29

2.4K 201 10
                                    

Ezra mencari-cari Alfian di sekolah. Ia tidak ada di kelasnya, padahal hari ini tidak ada pelajaran. Ia khawatir dengan Alfian, yang kemarin pergi tanpa pamit. Ia sudah menunggu Alfian sejak malam, tapi tidak ada kabar darinya.

Ia bertemu dengan Anggie, ketua kelas IPS 5. Gadis itu sedang berjalan bersama saudara kembarnya, Shaka, dan temannya, Livi. Mereka tampak seperti trio yang tidak akur.

“Lo jangan ngelak lagi, ya! Lo harus bisa nurut jadi juri lomba. Ini kan tugas lo sebagai ketua kelas juga orang yang pernah ikut lomba biola di Australia,” ujar Shaka dengan tegas. “Lagian, gue masih bertanggung jawab sebagai ketua MPK sampai gue selesai masa jabatan. Gue masih punya tanggung jawab untuk ngurus hal ini. Lo sebagai kakak kembar  harus bantu gue.”

Anggie menolak dengan keras. “Gue udah bilang nggak mau tau! Gila aja lo! Gue masih ada kesibukan yang harus diurus sendiri. Lagian, lo itu udah nggak jadi Ketua OSIS lagi yang berarti nggak ngurusin cuman awasin kegiatan mereka aja. Lo itu cuma dimanfaatin adik kelas aja. Lo itu bego Shaka!”
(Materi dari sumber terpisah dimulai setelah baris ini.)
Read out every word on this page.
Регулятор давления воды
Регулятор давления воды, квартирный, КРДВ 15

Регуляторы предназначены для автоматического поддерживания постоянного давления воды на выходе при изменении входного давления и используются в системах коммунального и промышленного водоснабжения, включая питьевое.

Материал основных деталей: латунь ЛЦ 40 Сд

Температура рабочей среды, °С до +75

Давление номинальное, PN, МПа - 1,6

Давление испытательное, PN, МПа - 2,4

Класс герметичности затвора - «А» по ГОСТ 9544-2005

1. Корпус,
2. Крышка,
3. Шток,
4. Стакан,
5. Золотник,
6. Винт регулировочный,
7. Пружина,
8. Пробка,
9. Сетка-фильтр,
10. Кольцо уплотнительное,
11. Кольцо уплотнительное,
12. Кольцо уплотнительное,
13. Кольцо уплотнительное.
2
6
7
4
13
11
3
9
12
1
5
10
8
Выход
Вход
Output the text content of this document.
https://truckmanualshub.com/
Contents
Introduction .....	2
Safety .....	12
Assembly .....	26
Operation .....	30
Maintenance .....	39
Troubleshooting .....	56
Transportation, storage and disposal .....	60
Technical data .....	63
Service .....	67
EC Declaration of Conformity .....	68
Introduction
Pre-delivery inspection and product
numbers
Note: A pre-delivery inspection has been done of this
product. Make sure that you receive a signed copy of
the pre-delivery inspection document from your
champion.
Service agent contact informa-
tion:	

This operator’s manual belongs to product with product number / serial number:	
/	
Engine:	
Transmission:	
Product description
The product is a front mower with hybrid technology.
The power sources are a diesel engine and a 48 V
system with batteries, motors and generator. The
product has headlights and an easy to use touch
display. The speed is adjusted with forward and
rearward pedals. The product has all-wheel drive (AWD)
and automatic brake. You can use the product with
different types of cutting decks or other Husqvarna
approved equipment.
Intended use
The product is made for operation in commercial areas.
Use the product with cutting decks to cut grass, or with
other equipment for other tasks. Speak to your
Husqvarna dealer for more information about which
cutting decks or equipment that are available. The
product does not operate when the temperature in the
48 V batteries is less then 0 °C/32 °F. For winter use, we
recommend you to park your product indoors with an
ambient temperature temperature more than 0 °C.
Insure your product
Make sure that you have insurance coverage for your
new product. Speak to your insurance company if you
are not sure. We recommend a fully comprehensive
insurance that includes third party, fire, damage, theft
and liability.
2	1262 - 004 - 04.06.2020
Shaka terdiam. Ucapan kakaknya menusuk hatinya. Ia tahu bahwa itu benar. Tapi ia tidak mau mengakuinya. Ia masih ingin berpegang teguh pada tujuannya agar sekolah ini menjadi lebih baik.

Ezra yang melihat dari kejauhan, batuk-batuk kecil. Ia tidak peduli dengan pertengkaran mereka. Ia punya hal yang lebih penting untuk dilakukan. Ia harus mencari Alfian dan meminta maaf padanya sebelum terlambat. Ia tidak mau ada kesalahpahaman antara mereka.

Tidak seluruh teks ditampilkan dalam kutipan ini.